家やオフィスにあるA3・A4プリンターでも、PDFを何枚かに分けて印刷すれば、A2やA1サイズの大きなポスターが作れます。

使うのは、Adobe Acrobat Readerの「ポスター印刷」という機能。

1枚の画像を複数の用紙に分けて出力して、あとで貼り合わせるだけです。

この記事では、初めての人でも分かるように、設定の手順から仕上げのコツまで順番に説明していきます。

1. どうやって大きなポスターを作るの?

仕組みはとてもシンプルです。

1枚のPDFを何枚かの用紙に分けて印刷して、あとで貼り合わせる「分割印刷」という方法を使います。

たとえばA4用紙を2枚並べるとA3くらい、4枚並べるとA2くらい、8枚並べるとA1くらいの大きさになります。

A3プリンターがあれば、A3用紙を何枚か組み合わせることで、もっと大きなポスターも作れます。

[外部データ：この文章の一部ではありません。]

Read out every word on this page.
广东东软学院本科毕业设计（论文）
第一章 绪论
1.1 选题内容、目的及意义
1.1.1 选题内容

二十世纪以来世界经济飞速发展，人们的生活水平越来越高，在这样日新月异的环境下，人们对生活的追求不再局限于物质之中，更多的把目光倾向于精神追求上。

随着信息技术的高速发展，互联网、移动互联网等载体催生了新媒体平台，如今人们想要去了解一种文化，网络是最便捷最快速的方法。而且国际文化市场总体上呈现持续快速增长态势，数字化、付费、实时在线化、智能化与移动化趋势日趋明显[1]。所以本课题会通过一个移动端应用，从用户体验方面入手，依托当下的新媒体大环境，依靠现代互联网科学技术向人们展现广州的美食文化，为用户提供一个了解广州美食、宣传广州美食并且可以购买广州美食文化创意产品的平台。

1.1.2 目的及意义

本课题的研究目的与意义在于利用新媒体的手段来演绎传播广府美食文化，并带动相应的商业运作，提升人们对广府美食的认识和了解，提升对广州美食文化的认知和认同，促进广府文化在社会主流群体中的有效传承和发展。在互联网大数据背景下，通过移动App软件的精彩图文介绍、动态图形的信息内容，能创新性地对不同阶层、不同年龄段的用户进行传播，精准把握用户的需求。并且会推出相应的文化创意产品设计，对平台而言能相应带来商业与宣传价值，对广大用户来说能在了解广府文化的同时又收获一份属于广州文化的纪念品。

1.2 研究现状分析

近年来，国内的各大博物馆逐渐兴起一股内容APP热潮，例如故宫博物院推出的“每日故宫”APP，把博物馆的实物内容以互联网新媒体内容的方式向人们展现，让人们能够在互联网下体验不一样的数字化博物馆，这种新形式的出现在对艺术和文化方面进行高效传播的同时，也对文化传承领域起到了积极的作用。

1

大きなプリンターがなくても、手元のプリンターとPDFがあればすぐにできるのが便利なところです。

この方法が役立つのは、お店のセール告知、学校行事の案内、イベント会場の掲示、社内ポスター、研究発表の資料などです。

印刷会社に頼むと用紙や加工が選べますが、お金も時間もかかります。

分割印刷なら、必要なときにすぐ作れるのが大きなメリット。

ただし、何枚も貼り合わせるので、つなぎ目はどうしても出てしまいます。

短期間の掲示や、近くでじっくり見せるものよりも、少し離れたところから見てもらうポスターに向いていると思っておくといいでしょう。

Acrobatのポスター印刷が便利なのは、プリンター側に特別な機能がなくても、PDF側で分割の設定ができること。

プリンターによって設定画面は違いますが、Acrobat Readerの印刷画面で「ポスター」を選べば、だいたい同じ流れで作業できます。

PowerPoint、Word、画像ファイルなどで作った資料も、いったんPDFにしておけば、環境が変わってもレイアウトが崩れにくく、分割印刷がスムーズです。

2. Acrobatのポスター印刷の設定手順

まず、ポスターにしたいデータをPDFにします。

PowerPointやWordなら「名前を付けて保存」や「エクスポート」でPDF形式にできます。

画像ファイルの場合も、PDFに変換してからAcrobat Readerで開くと設定がラクです。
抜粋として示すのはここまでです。